A new detention center will not be built until next summer. George Koumoutsakos, ND’s alternate minister for migration and asylum policy, told the Guardian. “A new camp has to be built from scratch and agreement has yet to be reached over its location. It’s impossible to get a new state-of-the art facility ready before next summer.”
Refugees are plagued by another factor: the Covid-19 pandemic, which is briefly mentioned by the CPT report, due to its visit preceding the massive spread of the virus. Adding in the devastating impact of the pandemic on society makes worse the already grueling conditions.
The report notes, “The CPT acknowledges that the COVID-19 pandemic has created additional challenges to ensure that all facilities in which migrants are detained adhere to strict standards of hygiene and cleanliness, and that persons in need of health care are provided with rapid access to such.”

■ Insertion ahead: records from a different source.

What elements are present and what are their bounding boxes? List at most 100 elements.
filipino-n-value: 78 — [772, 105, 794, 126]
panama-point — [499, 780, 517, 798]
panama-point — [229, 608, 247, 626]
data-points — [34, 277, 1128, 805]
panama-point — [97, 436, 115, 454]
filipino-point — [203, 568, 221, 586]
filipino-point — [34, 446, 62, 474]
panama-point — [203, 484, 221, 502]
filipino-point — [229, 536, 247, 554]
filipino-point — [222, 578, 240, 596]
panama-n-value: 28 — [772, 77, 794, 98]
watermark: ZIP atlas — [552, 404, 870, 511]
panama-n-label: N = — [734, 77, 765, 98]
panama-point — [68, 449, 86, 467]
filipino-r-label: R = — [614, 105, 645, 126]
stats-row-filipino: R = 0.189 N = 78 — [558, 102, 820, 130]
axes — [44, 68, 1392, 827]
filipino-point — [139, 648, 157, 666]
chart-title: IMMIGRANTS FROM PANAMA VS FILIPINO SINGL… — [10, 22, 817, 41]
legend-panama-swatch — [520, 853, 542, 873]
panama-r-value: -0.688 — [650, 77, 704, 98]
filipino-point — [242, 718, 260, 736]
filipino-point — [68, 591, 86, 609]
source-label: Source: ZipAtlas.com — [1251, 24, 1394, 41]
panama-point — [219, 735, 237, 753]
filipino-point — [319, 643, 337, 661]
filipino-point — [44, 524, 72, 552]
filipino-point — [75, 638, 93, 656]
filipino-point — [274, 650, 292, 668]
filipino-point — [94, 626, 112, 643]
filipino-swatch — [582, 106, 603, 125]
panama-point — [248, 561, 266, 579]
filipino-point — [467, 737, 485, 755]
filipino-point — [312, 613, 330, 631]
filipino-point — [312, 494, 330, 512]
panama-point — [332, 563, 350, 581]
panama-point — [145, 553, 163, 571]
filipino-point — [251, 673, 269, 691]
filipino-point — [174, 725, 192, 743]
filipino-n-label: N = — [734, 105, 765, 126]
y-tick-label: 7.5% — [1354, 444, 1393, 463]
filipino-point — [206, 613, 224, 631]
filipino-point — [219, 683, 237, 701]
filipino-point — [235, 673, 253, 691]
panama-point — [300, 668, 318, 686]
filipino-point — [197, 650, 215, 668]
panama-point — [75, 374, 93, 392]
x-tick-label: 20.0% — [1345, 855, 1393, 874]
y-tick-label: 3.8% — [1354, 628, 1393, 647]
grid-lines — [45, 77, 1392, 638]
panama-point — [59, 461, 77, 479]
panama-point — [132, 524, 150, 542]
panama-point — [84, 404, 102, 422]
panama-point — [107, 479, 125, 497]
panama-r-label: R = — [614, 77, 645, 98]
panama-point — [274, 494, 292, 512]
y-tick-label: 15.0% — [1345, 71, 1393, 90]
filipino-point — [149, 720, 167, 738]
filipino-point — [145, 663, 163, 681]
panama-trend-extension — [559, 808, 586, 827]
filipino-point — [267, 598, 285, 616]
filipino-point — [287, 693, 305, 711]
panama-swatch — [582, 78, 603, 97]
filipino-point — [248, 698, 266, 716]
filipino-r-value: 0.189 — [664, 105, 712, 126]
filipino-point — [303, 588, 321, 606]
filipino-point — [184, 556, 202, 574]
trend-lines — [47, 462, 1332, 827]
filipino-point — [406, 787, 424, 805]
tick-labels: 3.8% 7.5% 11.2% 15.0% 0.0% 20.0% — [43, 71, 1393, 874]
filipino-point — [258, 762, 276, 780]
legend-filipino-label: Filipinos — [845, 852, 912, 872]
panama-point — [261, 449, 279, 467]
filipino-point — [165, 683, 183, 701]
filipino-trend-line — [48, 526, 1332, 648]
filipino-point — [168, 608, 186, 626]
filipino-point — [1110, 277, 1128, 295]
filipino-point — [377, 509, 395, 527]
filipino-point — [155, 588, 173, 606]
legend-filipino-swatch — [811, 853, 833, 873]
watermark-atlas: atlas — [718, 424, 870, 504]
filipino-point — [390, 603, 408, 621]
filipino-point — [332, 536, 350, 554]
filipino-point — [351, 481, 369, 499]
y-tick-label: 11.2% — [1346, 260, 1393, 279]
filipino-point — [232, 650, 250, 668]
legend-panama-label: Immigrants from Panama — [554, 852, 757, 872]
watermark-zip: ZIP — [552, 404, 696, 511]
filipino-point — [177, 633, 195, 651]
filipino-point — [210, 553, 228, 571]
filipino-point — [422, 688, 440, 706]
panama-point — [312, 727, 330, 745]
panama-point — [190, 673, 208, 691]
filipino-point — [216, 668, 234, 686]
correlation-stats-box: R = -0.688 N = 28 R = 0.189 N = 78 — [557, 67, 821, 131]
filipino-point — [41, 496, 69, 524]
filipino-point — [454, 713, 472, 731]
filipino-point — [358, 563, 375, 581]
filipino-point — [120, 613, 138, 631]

The island's cramped detention centers create the perfect breeding grounds for the virus to spread uncontrollably. According to the International Rescue Committee, 35 refugees have tested positive on Lesbos. On Samos, over 100 refugees tested positive last month.
The Greek government has used the pandemic to implement draconian lockdown measures. Vice News reports refugees camps were repeatedly placed on lockdowns, even after the rest of the country opened up, which severely limited access to resources and healthcare. This shows that the measures have nothing to do with fighting the pandemic but are rather means to imprison refugees and deprive them of basic resources.
The Moria camp was locked down for nearly six months before a single confirmed coronavirus case was confirmed. The first person in Moria tested positive on September 2, which moved the camp under a stricter quarantine. The camp erupted into flames a few days later.
Andrea Contenta, Regional Advocacy Representative for Doctors Without Borders, told VICE News, “We warn against using quarantine as a blanket measure. It should only be implemented when people’s basic rights can at the same time be protected. This can be seen in access to economic and social rights. The restrictions are impacting access to services, to lawyers or other essential services because people are basically unable to enter the cities.”
The brutal conditions and treatment of refugees by the Greek government, the lack of healthcare, sanitary living areas, create the deadly possibility of the COVID-19 ripping through refugee camps on Greece islands.
As the virus spreads across Greece, the healthcare system is close to collapsing under the weight of the spread of the virus. On Thursday, another 100 people were announced as the latest COVID-19 fatalities bringing the total to 2,706. Total infections stand at 111,537 with almost 1,900 reported yesterday. In November, nearly twice as many people have died from the virus than in the entire span of the beginning of the pandemic until October.